Documentário homenageia o olhar histórico de Roberto Higa
Filme resgata a trajetória do fotógrafo que registrou o crescimento de Campo Grande e eternizou personagens anônimos e autoridades na construção da identidade sul-mato-grossense
| Costa Rica em FocoCampo Grande ganha, na próxima quinta-feira (26), uma obra que transforma fotografia em memória viva. O documentário “A Campo Grande de Roberto Higa” estreia celebrando a trajetória do repórter fotográfico Roberto Higa, profissional que dedicou décadas a registrar — com sensibilidade e rigor — as transformações sociais, urbanas e culturais da capital sul-mato-grossense.
Com 30 minutos de duração, o filme percorre a história pessoal e profissional de Higa, desde a chegada de seus pais imigrantes japoneses à cidade até sua consolidação como um dos maiores memorialistas visuais do Estado. Quando iniciou sua carreira, Campo Grande tinha cerca de 80 a 100 mil habitantes; hoje, próxima de um milhão, viu seu crescimento ser acompanhado de perto pela lente do fotógrafo.
Dirigido por Israel Miranda e Marineti Pinheiro, o documentário adota um tom íntimo e afetivo. Para a diretora, Higa é “a pessoa mais importante da história memorial de Mato Grosso do Sul”, destacando que seu acervo atravessa todos os estratos sociais. Ao longo da carreira, o fotógrafo registrou desde autoridades e personalidades com projeção nacional até comunidades periféricas, povos indígenas, trabalhadores anônimos e pessoas em situação de vulnerabilidade — construindo o que é considerado o maior acervo fotográfico do Estado.

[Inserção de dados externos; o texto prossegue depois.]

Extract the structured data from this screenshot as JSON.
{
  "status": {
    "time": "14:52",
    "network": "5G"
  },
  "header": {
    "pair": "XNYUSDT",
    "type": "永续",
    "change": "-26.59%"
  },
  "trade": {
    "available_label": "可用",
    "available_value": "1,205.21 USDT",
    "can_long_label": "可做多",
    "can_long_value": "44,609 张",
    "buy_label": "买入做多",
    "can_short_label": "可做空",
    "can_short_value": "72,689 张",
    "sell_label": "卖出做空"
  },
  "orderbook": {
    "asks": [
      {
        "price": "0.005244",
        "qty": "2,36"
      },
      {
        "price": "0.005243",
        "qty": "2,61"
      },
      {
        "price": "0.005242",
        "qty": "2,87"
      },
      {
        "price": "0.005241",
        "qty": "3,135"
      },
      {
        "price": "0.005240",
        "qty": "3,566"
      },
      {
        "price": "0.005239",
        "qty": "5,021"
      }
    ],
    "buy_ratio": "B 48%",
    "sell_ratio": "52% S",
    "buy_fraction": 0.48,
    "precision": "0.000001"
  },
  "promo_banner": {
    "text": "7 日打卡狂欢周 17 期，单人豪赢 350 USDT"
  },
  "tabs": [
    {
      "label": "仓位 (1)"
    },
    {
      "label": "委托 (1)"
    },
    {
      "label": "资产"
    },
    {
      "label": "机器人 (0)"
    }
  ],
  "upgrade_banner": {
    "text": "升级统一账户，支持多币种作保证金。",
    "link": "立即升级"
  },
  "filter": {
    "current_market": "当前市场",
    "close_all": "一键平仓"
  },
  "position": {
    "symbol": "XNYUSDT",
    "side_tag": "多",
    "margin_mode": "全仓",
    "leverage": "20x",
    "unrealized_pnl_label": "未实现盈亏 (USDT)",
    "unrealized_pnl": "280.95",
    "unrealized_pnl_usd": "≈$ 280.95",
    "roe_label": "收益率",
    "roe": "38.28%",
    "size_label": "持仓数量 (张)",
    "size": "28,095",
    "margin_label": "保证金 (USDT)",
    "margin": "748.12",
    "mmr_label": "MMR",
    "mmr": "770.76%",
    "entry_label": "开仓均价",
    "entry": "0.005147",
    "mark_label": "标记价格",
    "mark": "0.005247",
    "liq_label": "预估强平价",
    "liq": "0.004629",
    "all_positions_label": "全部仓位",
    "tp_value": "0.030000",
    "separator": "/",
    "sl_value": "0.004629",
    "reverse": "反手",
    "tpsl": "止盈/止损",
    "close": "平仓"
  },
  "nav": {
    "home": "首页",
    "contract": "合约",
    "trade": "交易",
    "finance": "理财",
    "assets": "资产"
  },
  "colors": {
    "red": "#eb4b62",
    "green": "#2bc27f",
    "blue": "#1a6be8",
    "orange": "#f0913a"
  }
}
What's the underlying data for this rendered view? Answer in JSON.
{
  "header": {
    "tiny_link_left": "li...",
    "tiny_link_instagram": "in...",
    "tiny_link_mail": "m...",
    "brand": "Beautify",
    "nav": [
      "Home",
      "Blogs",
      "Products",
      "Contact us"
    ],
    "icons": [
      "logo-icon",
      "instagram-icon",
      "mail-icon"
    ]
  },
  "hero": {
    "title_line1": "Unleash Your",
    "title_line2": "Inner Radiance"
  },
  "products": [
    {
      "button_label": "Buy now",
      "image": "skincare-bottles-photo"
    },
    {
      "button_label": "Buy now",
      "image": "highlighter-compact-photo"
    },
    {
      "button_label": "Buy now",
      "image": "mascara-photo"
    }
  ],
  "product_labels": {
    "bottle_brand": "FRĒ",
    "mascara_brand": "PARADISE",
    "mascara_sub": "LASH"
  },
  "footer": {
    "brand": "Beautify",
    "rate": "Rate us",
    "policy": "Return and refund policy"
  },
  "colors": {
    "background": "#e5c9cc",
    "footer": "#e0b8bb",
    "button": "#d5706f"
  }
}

Mais que um repórter, Higa se tornou cronista visual do desenvolvimento regional. Acompanhou governadores, prefeitos e equipes técnicas, registrando obras estruturantes, expansão urbana e paisagens em transformação, tanto por terra quanto em sobrevoos. Suas imagens narram tanto celebrações públicas quanto momentos de dor coletiva.
As gravações foram realizadas em locais simbólicos de sua trajetória, como o tradicional Bar do Zé, a Praça Ari Coelho, além de sua residência e do museu particular onde guarda parte significativa de seu acervo. Esses espaços ajudam a entrelaçar memória pessoal e história coletiva.
A produção enfrentou desafios após o diagnóstico de câncer na garganta do fotógrafo e o período de tratamento quimioterápico, o que tornou o processo ainda mais sensível. Em uma sessão antecipada para familiares, Higa se emocionou ao assistir ao resultado final e agradeceu à equipe.
Realizado com recursos da Lei Paulo Gustavo, por meio da Secretaria Municipal de Cultura e Turismo (SECTUR) e da Prefeitura de Campo Grande, o documentário reforça a importância de reconhecer, ainda em vida, quem ajudou a moldar a identidade cultural do Estado. Para os diretores, a obra vai além de uma biografia: é um tributo a quem dedicou a vida a olhar a cidade com profundidade humana e a devolvê-la à sociedade em forma de memória permanente. (Com informações Sonhares Filme).